ロシア出身の元フィギュアスケート選手で指導者のカタリナ・ゲルボルトさん(33)が北京五輪女子銀メダルのアレクサンドラ・トルソワ(17)が5回転ジャンプ挑戦を宣言したことに苦言を呈した。

 ロシアメディア「Sportkp」によると、ゲルボルトさんは「もちろん、挑むのは良いことですが、サーシャ(トルソワの愛称)が最初に挑戦したわけではありません。印象的な例は4・5回転、クアッドアクセルの羽生結弦(27=ANA)です。残念ながら、これまでのところ成功していません。したがって5回転は非常に困難です」と語ったという。

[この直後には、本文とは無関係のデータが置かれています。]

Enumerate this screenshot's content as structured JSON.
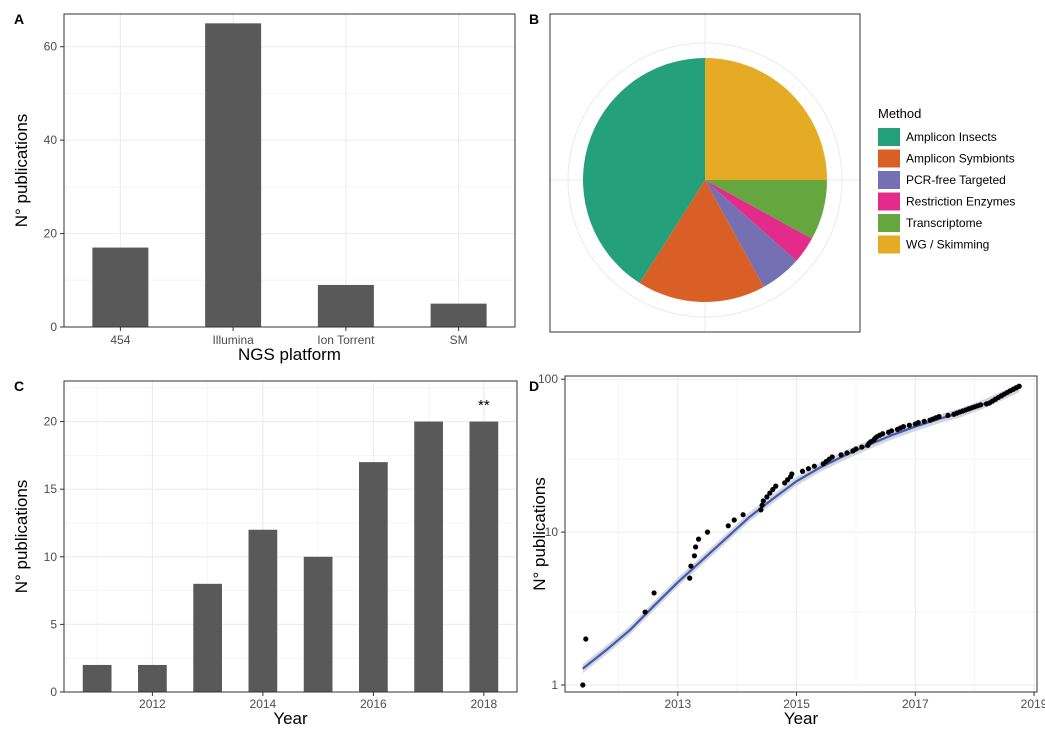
{
  "colors": {
    "bar": "#595959",
    "grid_major": "#ebebeb",
    "grid_minor": "#f5f5f5",
    "frame": "#333333",
    "smooth_line": "#3f5ab0",
    "smooth_band": "#c9ccd6",
    "point": "#000000"
  },
  "chart_data": [
    {
      "panel": "A",
      "type": "bar",
      "categories": [
        "454",
        "Illumina",
        "Ion Torrent",
        "SM"
      ],
      "values": [
        17,
        65,
        9,
        5
      ],
      "xlabel": "NGS platform",
      "ylabel": "N° publications",
      "ylim": [
        0,
        67
      ],
      "yticks": [
        0,
        20,
        40,
        60
      ],
      "grid": true
    },
    {
      "panel": "B",
      "type": "pie",
      "legend_title": "Method",
      "legend_position": "right",
      "slices": [
        {
          "label": "WG / Skimming",
          "value": 25,
          "color": "#e6ab24"
        },
        {
          "label": "Transcriptome",
          "value": 8,
          "color": "#66a63f"
        },
        {
          "label": "Restriction Enzymes",
          "value": 3.5,
          "color": "#e42a8a"
        },
        {
          "label": "PCR-free Targeted",
          "value": 5.5,
          "color": "#7470b3"
        },
        {
          "label": "Amplicon Symbionts",
          "value": 17,
          "color": "#d95f26"
        },
        {
          "label": "Amplicon Insects",
          "value": 41,
          "color": "#24a07a"
        }
      ],
      "legend_order": [
        "Amplicon Insects",
        "Amplicon Symbionts",
        "PCR-free Targeted",
        "Restriction Enzymes",
        "Transcriptome",
        "WG / Skimming"
      ]
    },
    {
      "panel": "C",
      "type": "bar",
      "x": [
        2011,
        2012,
        2013,
        2014,
        2015,
        2016,
        2017,
        2018
      ],
      "values": [
        2,
        2,
        8,
        12,
        10,
        17,
        20,
        20
      ],
      "xticks": [
        2012,
        2014,
        2016,
        2018
      ],
      "xlabel": "Year",
      "ylabel": "N° publications",
      "ylim": [
        0,
        23
      ],
      "yticks": [
        0,
        5,
        10,
        15,
        20
      ],
      "annotation": {
        "text": "**",
        "x": 2018
      },
      "grid": true
    },
    {
      "panel": "D",
      "type": "scatter",
      "yscale": "log",
      "xlabel": "Year",
      "ylabel": "N° publications",
      "xlim": [
        2011.1,
        2019.05
      ],
      "ylim": [
        0.9,
        105
      ],
      "xticks": [
        2013,
        2015,
        2017,
        2019
      ],
      "yticks": [
        1,
        10,
        100
      ],
      "points": [
        [
          2011.4,
          1
        ],
        [
          2011.45,
          2
        ],
        [
          2012.45,
          3
        ],
        [
          2012.6,
          4
        ],
        [
          2013.2,
          5
        ],
        [
          2013.22,
          6
        ],
        [
          2013.28,
          7
        ],
        [
          2013.3,
          8
        ],
        [
          2013.35,
          9
        ],
        [
          2013.5,
          10
        ],
        [
          2013.85,
          11
        ],
        [
          2013.95,
          12
        ],
        [
          2014.1,
          13
        ],
        [
          2014.4,
          14
        ],
        [
          2014.42,
          15
        ],
        [
          2014.44,
          16
        ],
        [
          2014.5,
          17
        ],
        [
          2014.55,
          18
        ],
        [
          2014.6,
          19
        ],
        [
          2014.65,
          20
        ],
        [
          2014.8,
          21
        ],
        [
          2014.85,
          22
        ],
        [
          2014.9,
          23
        ],
        [
          2014.92,
          24
        ],
        [
          2015.1,
          25
        ],
        [
          2015.2,
          26
        ],
        [
          2015.3,
          27
        ],
        [
          2015.45,
          28
        ],
        [
          2015.5,
          29
        ],
        [
          2015.55,
          30
        ],
        [
          2015.6,
          31
        ],
        [
          2015.75,
          32
        ],
        [
          2015.85,
          33
        ],
        [
          2015.95,
          34
        ],
        [
          2016.0,
          35
        ],
        [
          2016.1,
          36
        ],
        [
          2016.2,
          37
        ],
        [
          2016.22,
          38
        ],
        [
          2016.25,
          39
        ],
        [
          2016.3,
          40
        ],
        [
          2016.32,
          41
        ],
        [
          2016.35,
          42
        ],
        [
          2016.4,
          43
        ],
        [
          2016.45,
          44
        ],
        [
          2016.55,
          45
        ],
        [
          2016.6,
          46
        ],
        [
          2016.7,
          47
        ],
        [
          2016.75,
          48
        ],
        [
          2016.8,
          49
        ],
        [
          2016.9,
          50
        ],
        [
          2017.0,
          51
        ],
        [
          2017.05,
          52
        ],
        [
          2017.15,
          53
        ],
        [
          2017.25,
          54
        ],
        [
          2017.3,
          55
        ],
        [
          2017.35,
          56
        ],
        [
          2017.4,
          57
        ],
        [
          2017.55,
          58
        ],
        [
          2017.65,
          59
        ],
        [
          2017.7,
          60
        ],
        [
          2017.75,
          61
        ],
        [
          2017.8,
          62
        ],
        [
          2017.85,
          63
        ],
        [
          2017.9,
          64
        ],
        [
          2017.95,
          65
        ],
        [
          2018.0,
          66
        ],
        [
          2018.05,
          67
        ],
        [
          2018.1,
          68
        ],
        [
          2018.2,
          69
        ],
        [
          2018.25,
          70
        ],
        [
          2018.3,
          72
        ],
        [
          2018.35,
          74
        ],
        [
          2018.4,
          76
        ],
        [
          2018.45,
          78
        ],
        [
          2018.5,
          80
        ],
        [
          2018.55,
          82
        ],
        [
          2018.6,
          84
        ],
        [
          2018.65,
          86
        ],
        [
          2018.7,
          88
        ],
        [
          2018.75,
          90
        ]
      ],
      "smooth": [
        [
          2011.4,
          1.28
        ],
        [
          2011.8,
          1.7
        ],
        [
          2012.2,
          2.3
        ],
        [
          2012.6,
          3.3
        ],
        [
          2013.0,
          4.7
        ],
        [
          2013.4,
          6.5
        ],
        [
          2013.8,
          9.0
        ],
        [
          2014.2,
          12.5
        ],
        [
          2014.6,
          16.5
        ],
        [
          2015.0,
          21.5
        ],
        [
          2015.4,
          26.5
        ],
        [
          2015.8,
          31.5
        ],
        [
          2016.2,
          37.0
        ],
        [
          2016.6,
          43.0
        ],
        [
          2017.0,
          49.0
        ],
        [
          2017.4,
          55.0
        ],
        [
          2017.8,
          61.0
        ],
        [
          2018.2,
          70.0
        ],
        [
          2018.5,
          79.0
        ],
        [
          2018.75,
          88.0
        ]
      ]
    }
  ],
  "labels": {
    "panel_a": "A",
    "panel_b": "B",
    "panel_c": "C",
    "panel_d": "D"
  }
}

 その上でゲルボルトさんは「そのような要素をプログラムに入れることがどれほど合理的かはわかりません。第1は非常にトラウマ的(ジャンプに縛られてしまうの意)なため、私は反対しています。第2に、残念ながらマルチターンジャンプで、フィギュアスケート自体の概念はなくなりました。プログラムの完全性に疑問の余地はない」と指摘した。

 ジャンプばかりに集中することで自身の演技の幅を狭めるとともに、フィギュア界が目指している美しいスケーティングにも大きな影響が出るというわけだ。

 同メディアは「トルソワが北京五輪で5回の4回転ジャンプを着氷させたのを思い出してほしい。それでも優勝したのはアンナ・シェルバコワだった」と伝えている。